A few years ago I was introduced to beer batter chicken by a friend. It was a favorite, nearly weekly meal for he and his kids. It quickly became a requested meal by my children as well. He had used a box mix to make his batter, but I knew I could put together a batter with pantry items that are always on hand and much less expensive. Beer batter chicken night quickly expanded to beer batter chicken and onion rings, then pickles, then green tomatoes, then mushrooms, and then my favorite, garlic cloves. Now we have Beer Batter Everything night!!
The one thing I liked about the first beer batter chicken that I had, is it was in two-bite pieces, so I still prepare it like that. What I have found is that this is a perfect “eat around the kitchen island” meal. It never makes it to the table. Fried food is best hot out of the oil, crisp and salty. I put a huge serving plate in the middle of the island with a variety of dipping sauces around it, and everyone just grabs and gabs. The minute the first batch comes out of the oil, the plate is descended upon as if by vultures!
I fry in a frying pan, though some prefer to use an electric fryer. I use a standard vegetable oil, but you can use whatever clear, flavorless oil you prefer. Just remember that it must be able to be heated to 365-375 degrees. It takes about 4 cups of oil to fill the pan so that there is about 1 1/2-2 inches of oil in the pan. A fryer will have a temperature setting. For a frying pan, you can use a deep fat frying thermometer. If you don’t have a thermometer, you can test the oil by placing the handle of a wooden spoon in the oil, if the oil bubbles around the handle, it is ready. Some also recommend tossing a small square of bread in the oil and it will brown in about a minute, or tossing in a single kernel of popcorn in and it will pop when the oil is about 360-365 degrees. I use the more discouraged method of dripping a single drop of water into the oil while standing clear of splatter, if it pops, then the oil is ready. Do not use that method unless you are familiar with what happens, to avoid being burned by the popping oil.
1 1/2 – 2 C all-purpose flour
1 lg egg
1 t garlic powder
1/2 t salt (I use garlic salt or spicy seasoned salt)
1/2 t ground pepper
1 1/2 C beer (= 1 12oz bottle beer)
Course ground Kosher or Sea Salt
Whisk all of the ingredients together in a large bowl. Be sure it is well blended. Allow to sit for a few minutes to let the beer bubbles settle.
Be sure that the pieces of food that you drop into the oil are consistent in size so they cook evenly.
Dip the food into the batter and place gently into the oil. Avoid over-crowding the pan. I put about 8-10 pieces in at a time.
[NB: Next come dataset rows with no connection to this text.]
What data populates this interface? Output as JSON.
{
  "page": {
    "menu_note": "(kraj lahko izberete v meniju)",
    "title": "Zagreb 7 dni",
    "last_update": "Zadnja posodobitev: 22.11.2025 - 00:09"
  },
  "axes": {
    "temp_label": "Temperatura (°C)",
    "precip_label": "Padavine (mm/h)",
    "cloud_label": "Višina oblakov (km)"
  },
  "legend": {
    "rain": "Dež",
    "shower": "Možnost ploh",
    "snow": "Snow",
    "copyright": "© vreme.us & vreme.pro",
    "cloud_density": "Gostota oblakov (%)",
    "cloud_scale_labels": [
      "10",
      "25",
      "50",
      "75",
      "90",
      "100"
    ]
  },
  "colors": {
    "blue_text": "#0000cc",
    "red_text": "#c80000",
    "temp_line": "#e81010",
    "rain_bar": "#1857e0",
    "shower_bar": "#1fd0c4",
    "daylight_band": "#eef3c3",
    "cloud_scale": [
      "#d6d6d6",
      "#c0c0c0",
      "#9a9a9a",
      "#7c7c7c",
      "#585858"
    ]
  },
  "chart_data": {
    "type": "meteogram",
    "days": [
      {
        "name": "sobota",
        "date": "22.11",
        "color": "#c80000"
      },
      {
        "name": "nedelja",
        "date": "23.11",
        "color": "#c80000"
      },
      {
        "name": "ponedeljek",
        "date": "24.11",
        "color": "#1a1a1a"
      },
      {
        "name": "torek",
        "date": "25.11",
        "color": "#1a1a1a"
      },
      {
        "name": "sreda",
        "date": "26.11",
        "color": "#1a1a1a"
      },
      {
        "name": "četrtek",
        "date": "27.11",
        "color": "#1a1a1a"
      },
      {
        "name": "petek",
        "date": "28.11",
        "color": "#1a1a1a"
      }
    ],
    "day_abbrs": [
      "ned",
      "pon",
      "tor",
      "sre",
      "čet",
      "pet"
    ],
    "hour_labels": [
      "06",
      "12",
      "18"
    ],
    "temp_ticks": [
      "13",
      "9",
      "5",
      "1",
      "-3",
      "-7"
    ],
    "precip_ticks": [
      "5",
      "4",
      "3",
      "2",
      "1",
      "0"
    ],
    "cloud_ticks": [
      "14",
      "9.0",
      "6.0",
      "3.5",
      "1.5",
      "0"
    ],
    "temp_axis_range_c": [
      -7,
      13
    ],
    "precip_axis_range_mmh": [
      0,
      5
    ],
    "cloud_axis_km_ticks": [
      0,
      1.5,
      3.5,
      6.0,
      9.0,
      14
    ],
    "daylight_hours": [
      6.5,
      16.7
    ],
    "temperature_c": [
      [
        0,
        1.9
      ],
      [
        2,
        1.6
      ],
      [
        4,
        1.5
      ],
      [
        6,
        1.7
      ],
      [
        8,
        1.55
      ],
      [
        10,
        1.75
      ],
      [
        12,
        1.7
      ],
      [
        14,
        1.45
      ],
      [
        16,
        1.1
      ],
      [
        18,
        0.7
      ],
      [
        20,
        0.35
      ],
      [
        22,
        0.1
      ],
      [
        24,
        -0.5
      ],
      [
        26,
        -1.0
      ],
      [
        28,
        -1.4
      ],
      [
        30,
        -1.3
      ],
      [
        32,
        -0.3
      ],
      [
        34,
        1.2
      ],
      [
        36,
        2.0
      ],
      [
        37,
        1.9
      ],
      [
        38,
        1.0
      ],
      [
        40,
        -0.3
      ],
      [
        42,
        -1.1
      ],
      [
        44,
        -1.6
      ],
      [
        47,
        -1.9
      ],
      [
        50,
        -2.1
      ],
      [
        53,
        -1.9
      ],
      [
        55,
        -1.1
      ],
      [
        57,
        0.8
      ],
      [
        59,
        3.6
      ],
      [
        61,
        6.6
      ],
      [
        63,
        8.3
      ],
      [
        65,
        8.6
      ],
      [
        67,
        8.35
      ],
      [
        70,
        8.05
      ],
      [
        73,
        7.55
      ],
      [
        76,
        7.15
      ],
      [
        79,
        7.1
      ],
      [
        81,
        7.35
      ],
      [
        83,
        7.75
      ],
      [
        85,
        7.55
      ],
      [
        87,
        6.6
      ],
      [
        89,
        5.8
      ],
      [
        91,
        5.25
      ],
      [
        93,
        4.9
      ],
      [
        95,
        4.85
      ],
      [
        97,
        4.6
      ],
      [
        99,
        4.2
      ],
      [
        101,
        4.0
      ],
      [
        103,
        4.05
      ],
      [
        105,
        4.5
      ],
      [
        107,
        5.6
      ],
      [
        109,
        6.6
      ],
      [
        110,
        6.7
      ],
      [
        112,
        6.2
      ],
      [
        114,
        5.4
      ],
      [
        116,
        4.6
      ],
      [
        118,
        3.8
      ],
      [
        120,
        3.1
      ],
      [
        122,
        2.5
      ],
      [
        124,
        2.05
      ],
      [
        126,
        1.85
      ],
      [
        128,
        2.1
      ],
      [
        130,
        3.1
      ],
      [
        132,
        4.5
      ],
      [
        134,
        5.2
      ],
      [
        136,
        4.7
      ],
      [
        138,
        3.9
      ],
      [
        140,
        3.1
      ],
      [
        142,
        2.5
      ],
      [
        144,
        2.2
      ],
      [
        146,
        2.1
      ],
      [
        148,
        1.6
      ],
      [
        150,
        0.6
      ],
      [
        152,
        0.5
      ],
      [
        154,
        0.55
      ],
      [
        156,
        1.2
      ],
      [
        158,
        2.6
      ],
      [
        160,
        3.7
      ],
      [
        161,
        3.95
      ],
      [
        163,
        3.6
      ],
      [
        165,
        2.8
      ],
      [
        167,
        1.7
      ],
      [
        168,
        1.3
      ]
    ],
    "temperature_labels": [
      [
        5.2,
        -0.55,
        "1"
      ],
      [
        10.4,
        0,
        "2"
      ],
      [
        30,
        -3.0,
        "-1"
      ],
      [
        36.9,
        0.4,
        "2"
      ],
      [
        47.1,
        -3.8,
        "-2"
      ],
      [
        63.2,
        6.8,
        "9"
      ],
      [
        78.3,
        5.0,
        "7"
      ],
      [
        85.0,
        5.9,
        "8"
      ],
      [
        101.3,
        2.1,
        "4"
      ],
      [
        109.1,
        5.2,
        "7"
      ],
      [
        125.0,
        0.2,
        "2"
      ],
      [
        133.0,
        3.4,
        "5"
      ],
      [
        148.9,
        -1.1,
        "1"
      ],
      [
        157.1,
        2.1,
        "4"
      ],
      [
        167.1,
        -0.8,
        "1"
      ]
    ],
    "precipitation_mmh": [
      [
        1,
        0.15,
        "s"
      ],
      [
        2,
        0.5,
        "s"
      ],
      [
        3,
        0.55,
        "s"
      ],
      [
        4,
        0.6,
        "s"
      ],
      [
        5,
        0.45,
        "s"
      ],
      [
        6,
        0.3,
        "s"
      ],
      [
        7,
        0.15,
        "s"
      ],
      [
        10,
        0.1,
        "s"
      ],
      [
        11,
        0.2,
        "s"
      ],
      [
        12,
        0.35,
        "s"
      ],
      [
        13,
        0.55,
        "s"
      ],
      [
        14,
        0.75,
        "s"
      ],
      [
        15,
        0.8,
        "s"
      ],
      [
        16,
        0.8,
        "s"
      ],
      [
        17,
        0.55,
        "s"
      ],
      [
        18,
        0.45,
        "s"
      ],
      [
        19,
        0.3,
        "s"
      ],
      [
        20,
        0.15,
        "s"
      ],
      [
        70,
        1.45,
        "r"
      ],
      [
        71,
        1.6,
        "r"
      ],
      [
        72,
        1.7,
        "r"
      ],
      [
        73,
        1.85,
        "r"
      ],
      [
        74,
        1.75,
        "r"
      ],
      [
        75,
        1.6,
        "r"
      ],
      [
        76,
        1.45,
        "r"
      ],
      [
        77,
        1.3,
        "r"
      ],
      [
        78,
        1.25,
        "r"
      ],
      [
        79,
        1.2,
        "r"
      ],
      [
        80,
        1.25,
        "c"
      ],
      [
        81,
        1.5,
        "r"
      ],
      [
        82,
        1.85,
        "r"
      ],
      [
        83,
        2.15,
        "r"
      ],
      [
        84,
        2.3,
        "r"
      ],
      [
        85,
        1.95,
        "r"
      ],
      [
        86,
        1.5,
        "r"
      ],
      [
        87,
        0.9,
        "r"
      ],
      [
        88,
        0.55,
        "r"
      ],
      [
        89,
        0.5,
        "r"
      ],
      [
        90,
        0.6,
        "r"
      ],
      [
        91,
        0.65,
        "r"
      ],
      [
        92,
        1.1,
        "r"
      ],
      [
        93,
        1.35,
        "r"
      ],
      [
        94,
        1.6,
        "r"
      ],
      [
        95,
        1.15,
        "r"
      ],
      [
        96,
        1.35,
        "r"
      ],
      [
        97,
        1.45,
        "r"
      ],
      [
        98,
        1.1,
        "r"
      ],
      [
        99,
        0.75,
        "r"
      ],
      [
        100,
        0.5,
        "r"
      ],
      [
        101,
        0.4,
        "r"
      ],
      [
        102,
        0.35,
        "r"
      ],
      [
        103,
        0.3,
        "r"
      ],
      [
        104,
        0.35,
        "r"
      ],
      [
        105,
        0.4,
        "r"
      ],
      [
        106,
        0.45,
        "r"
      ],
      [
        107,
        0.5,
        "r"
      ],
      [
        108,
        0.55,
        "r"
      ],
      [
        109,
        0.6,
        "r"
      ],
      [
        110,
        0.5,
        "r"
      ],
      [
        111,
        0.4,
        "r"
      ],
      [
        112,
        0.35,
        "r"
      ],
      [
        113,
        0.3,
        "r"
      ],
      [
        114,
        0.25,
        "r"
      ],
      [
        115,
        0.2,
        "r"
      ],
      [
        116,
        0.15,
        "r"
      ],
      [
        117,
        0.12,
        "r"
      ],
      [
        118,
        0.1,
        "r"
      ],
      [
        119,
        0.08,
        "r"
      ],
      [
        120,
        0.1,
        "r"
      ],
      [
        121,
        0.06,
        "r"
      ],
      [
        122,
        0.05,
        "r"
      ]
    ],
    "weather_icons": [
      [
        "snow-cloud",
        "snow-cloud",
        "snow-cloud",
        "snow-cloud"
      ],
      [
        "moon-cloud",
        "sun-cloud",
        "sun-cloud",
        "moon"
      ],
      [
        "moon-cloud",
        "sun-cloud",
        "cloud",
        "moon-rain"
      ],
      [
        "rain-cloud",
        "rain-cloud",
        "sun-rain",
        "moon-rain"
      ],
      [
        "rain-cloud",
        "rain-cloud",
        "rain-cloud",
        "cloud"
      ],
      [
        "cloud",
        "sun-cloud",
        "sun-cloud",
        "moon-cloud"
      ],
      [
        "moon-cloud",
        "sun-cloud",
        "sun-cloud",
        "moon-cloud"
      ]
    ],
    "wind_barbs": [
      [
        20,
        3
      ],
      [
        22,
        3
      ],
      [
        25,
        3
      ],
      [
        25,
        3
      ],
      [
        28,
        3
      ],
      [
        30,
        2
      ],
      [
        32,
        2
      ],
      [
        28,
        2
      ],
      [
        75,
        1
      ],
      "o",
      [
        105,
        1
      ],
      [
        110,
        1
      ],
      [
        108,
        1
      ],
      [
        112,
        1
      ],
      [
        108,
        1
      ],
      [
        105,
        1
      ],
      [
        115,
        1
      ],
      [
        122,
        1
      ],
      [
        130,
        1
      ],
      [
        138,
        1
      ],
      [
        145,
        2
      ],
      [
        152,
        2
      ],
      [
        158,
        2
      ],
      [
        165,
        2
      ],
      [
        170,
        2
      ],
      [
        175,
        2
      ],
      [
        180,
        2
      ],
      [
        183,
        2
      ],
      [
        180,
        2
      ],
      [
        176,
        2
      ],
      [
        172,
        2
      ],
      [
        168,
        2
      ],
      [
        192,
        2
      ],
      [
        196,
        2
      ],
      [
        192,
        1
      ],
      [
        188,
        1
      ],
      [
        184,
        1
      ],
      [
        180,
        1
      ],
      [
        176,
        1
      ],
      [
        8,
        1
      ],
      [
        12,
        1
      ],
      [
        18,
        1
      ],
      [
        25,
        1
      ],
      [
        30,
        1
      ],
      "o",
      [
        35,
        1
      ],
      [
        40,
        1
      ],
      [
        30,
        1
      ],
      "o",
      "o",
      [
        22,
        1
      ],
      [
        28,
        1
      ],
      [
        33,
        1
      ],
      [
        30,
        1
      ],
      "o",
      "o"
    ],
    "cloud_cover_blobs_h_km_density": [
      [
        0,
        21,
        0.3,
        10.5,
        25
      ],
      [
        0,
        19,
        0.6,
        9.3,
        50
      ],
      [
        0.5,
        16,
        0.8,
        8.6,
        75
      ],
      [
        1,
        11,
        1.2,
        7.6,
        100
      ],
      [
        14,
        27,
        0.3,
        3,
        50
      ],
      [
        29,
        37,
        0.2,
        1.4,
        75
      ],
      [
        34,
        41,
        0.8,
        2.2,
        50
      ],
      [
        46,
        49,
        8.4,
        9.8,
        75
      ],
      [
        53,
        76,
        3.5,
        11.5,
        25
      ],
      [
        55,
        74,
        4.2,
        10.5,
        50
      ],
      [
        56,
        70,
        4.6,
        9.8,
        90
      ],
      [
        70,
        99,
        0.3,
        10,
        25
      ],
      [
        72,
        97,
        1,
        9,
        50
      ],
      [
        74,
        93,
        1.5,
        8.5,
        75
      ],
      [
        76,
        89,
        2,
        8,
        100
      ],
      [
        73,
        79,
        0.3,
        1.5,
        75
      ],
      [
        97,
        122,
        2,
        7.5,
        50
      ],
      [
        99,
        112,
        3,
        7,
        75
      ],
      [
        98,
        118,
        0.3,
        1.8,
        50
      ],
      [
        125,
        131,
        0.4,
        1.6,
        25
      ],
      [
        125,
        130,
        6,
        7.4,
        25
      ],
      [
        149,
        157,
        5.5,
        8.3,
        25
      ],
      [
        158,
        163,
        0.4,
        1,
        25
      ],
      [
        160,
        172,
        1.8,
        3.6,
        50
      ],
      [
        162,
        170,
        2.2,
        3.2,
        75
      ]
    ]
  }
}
Once you have all of the pieces in the oil, use a long handled utensil to be sure they are all separated and not sticking to the bottom of the pan.
Remove with a slotted spoon and place on clean paper towel. Be sure to change the towel with each batch to keep the food from re-absorbing the oil and becoming greasy and soggy. Salt generously while still hot, then transfer to a fresh paper towel on the serving plate. If you chose to serve the food all together at the table, you can put it on a baking sheet and place in a 300 degree oven to keep it warm and crisp.
Serve with a variety of dipping sauces: BBQ, honey mustard, Ranch dressing, Buffalo Sauce, ketchup, Bleu Cheese dressing, etc.
Did I mention how much I love fried garlic cloves!?! Be sure to give them a try!! Enjoy!